On the left, we see a production topology as run in live operator networks. On the right is a LAB topology used to emulate production topology and validate IPSEC-GW operations in 'Routed Network' scenario. In the LAB topology, the IPSEC-GW configuration and operations are the same as in the production topology but simply run on 2 hosts or VM. The LAB topology can be used as part of a non-regression & validation process and run on a single server hosting multiple NICs (ConnectX-7 here in our example) where each NIC is a VFIO in a dedicated VM.

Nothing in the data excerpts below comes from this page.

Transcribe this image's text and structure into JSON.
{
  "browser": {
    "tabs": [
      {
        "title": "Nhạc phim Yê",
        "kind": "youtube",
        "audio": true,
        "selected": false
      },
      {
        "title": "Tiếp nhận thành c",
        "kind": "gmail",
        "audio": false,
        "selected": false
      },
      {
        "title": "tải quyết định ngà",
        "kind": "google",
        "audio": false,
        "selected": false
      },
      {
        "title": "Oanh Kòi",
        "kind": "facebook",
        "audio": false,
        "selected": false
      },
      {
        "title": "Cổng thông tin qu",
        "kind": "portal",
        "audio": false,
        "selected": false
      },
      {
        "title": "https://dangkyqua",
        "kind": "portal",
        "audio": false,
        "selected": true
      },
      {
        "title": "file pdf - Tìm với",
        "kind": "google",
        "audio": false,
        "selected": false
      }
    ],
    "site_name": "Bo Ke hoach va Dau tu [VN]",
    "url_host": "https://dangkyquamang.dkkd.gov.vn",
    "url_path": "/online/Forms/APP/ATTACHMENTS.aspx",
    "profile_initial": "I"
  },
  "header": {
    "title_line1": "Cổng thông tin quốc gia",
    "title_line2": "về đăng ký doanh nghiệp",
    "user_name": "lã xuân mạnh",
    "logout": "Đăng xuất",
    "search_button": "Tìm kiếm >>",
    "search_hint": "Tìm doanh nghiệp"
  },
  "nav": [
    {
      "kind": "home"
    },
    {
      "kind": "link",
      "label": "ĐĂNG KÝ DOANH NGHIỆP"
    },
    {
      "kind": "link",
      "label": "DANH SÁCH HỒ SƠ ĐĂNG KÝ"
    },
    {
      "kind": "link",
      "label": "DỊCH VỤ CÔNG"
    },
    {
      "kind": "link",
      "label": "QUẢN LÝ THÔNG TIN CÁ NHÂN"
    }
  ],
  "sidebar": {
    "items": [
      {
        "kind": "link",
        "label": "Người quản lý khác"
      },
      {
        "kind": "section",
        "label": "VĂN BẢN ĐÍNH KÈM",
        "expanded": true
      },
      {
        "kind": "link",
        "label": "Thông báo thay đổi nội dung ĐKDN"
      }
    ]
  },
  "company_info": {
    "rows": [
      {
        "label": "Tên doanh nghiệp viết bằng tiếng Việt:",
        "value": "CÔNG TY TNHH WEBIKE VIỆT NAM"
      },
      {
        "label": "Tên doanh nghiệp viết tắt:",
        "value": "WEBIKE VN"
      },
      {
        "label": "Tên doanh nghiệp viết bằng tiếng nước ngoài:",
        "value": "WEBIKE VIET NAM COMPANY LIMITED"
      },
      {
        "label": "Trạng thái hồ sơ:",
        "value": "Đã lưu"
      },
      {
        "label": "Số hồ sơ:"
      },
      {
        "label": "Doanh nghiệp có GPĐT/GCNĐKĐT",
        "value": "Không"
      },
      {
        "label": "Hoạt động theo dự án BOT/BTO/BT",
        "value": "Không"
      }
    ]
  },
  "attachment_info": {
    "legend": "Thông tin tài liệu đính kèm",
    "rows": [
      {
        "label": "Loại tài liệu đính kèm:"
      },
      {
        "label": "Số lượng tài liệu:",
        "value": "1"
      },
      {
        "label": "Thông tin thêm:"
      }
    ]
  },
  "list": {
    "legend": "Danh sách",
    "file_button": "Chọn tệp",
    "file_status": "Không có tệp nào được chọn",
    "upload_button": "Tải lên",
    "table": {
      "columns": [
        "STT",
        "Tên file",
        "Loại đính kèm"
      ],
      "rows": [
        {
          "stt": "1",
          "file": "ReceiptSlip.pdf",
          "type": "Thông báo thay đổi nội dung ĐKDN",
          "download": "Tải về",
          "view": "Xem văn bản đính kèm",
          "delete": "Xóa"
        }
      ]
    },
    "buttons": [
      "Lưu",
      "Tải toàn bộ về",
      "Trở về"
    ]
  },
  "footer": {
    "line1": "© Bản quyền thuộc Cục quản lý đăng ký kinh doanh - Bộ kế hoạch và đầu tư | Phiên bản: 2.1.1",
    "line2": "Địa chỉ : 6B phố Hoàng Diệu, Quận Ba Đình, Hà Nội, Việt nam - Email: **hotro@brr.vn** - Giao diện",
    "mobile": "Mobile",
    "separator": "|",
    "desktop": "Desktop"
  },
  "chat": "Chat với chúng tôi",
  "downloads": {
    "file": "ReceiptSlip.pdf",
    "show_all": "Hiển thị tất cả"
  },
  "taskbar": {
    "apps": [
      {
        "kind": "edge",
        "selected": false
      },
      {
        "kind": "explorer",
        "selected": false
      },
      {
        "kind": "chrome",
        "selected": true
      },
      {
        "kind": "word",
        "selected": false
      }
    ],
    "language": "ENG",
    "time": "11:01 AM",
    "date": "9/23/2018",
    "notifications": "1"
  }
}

IPSEC-GW configuration is as simple as possible reflecting exact production configuration. Simulated-NE configuration and complexity are just here to emulate network topology of tested scenario : 'Routed Network'


LAB Topology: network configuration

To simulate a full routing path within Simulated-NE, we will create 2 network namespaces:

  • network namespace ns1 will emulate Net Segment 4 and Net Segment 2.
  • network namespace ns0 will emulate Net Segment 3 and Net Segment 0.

Since we just have 2 physicals network devices per host (or VM), network namepace ns1 will be local to the host and will act as a Routed Network.

network namespace ns0 will be connected to CX interface using a bridge interface.

VETH interfaces will be used to connect logically network namespaces.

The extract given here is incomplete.